VAE-Loco: Versatile Quadruped Locomotion by Learning a Disentangled Gait Representation
This work addresses a specific bottleneck in quadruped robot locomotion for robotics applications, offering incremental improvements in gait variability and robustness.
The paper tackled the limitation of current quadruped locomotion planners in varying gait parameters midair by learning a disentangled gait representation, resulting in a method that achieves continuous blending of dynamic trot styles and robust reactivity to perturbations on real ANYmal robots.

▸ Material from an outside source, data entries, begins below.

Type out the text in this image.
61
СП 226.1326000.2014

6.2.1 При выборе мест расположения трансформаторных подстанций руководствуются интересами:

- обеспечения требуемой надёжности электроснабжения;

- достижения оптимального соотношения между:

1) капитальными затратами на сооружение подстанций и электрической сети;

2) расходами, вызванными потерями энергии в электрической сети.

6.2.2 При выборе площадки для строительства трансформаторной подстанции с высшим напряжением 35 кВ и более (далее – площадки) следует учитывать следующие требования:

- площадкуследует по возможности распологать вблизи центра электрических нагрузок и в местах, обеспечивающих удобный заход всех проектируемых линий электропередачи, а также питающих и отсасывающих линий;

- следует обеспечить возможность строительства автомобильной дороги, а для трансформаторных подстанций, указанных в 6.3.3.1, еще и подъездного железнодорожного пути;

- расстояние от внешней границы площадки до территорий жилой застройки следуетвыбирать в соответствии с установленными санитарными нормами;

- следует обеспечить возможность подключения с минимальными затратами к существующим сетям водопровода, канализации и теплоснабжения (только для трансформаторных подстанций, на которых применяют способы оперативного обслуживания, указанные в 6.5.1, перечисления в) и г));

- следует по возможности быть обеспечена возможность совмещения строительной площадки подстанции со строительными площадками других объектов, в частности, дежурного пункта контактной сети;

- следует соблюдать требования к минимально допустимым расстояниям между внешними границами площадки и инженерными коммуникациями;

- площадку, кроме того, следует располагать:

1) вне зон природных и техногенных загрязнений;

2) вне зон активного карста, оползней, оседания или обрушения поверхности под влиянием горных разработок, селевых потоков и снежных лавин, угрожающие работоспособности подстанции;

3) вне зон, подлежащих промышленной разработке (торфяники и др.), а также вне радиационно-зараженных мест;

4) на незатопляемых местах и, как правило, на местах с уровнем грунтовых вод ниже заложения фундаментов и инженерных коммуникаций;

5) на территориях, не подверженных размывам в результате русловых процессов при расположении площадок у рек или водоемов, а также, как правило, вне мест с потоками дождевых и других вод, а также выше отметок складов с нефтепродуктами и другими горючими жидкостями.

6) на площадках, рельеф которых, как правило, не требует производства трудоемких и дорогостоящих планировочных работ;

Quadruped locomotion is rapidly maturing to a degree where robots are able to realise highly dynamic manoeuvres. However, current planners are unable to vary key gait parameters of the in-swing feet midair. In this work we address this limitation and show that it is pivotal in increasing controller robustness by learning a latent space capturing the key stance phases constituting a particular gait. This is achieved via a generative model trained on a single trot style, which encourages disentanglement such that application of a drive signal to a single dimension of the latent state induces holistic plans synthesising a continuous variety of trot styles. We demonstrate that specific properties of the drive signal map directly to gait parameters such as cadence, footstep height and full stance duration. Due to the nature of our approach these synthesised gaits are continuously variable online during robot operation. The use of a generative model facilitates the detection and mitigation of disturbances to provide a versatile and robust planning framework. We evaluate our approach on two versions of the real ANYmal quadruped robots and demonstrate that our method achieves a continuous blend of dynamic trot styles whilst being robust and reactive to external perturbations.